Daerah  

BMKG Resmi Cabut Peringatan Dini Tsunami Pasca-Gempa M 7,7

Pihak BMKG resmi mengakhiri peringatan dini tsunami untuk wilayah pesisir Sulawesi, Maluku Utara, dan Kalimantan Timur pada Senin (8/6/2026) siang./Dok. Ist

FAKTANASIONAL.NET – Badan Meteorologi, Klimatologi, dan Geofisika (BMKG) resmi mencabut peringatan dini tsunami yang sempat dikeluarkan pasca-gempa bumi tektonik bermagnitudo 7,7 yang mengguncang wilayah Pantai Selatan Mindanao, Filipina, pada Senin (8/6/2026) pagi.

Pihak otoritas menyatakan bahwa ancaman gelombang tsunami akibat aktivitas seismik tersebut saat ini telah selesai.

“Peringatan dini TSUNAMI yang disebabkan oleh gempa mag:7.7, tanggal: 08-Jun-26 06:37:42 WIB, dinyatakan telah berakhir,” bunyi keterangan resmi BMKG yang dikutip dari akun media sosial X @infoBMKG, Senin (8/6/2026).

Baca Juga: Ancaman ‘Godzilla El Nino’ April 2026: BRIN dan BMKG Ingatkan Potensi Kemarau Ekstrem di Indonesia

Dengan dicabutnya peringatan tersebut, masyarakat yang bermukim di wilayah pesisir dengan status ancaman Siaga maupun Waspada kini dipastikan dapat kembali beraktivitas secara normal.

Kendati demikian, BMKG tetap mengimbau warga untuk tetap tenang, meningkatkan kewaspadaan terhadap potensi gempa bumi susulan, serta hanya memercayai informasi resmi dari instansi berwenang.
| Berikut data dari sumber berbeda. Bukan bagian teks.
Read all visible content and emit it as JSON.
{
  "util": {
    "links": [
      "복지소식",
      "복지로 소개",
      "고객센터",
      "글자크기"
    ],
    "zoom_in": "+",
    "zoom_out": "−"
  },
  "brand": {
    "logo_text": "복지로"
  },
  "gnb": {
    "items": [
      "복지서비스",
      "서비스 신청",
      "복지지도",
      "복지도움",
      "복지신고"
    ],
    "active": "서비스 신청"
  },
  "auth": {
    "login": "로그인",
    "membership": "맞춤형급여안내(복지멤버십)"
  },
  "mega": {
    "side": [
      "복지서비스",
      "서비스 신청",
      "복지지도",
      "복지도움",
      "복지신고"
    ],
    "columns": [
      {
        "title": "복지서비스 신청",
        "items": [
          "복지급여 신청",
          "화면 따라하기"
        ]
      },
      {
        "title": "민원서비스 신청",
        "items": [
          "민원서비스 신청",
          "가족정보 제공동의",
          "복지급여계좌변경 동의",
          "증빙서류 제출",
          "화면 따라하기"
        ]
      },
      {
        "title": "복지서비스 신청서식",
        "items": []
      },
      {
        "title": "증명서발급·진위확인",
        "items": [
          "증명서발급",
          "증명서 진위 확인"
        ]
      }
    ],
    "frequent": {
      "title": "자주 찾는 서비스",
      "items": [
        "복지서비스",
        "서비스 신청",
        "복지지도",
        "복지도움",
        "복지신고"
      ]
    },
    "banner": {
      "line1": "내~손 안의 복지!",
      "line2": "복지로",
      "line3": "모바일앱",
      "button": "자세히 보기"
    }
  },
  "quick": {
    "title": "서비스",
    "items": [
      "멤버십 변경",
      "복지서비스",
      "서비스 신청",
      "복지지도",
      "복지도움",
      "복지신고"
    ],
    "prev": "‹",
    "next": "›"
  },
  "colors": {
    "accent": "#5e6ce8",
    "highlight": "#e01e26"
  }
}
Sebelumnya, guncangan hebat berpusat di wilayah Filipina tersebut sempat memicu kekhawatiran karena berpotensi menimbulkan gelombang tsunami di utara Indonesia.

BMKG bahkan sempat menetapkan status ancaman Siaga dan Waspada untuk wilayah pesisir Sulawesi Utara, Gorontalo, Sulawesi Tengah, Maluku Utara, hingga Kalimantan Timur.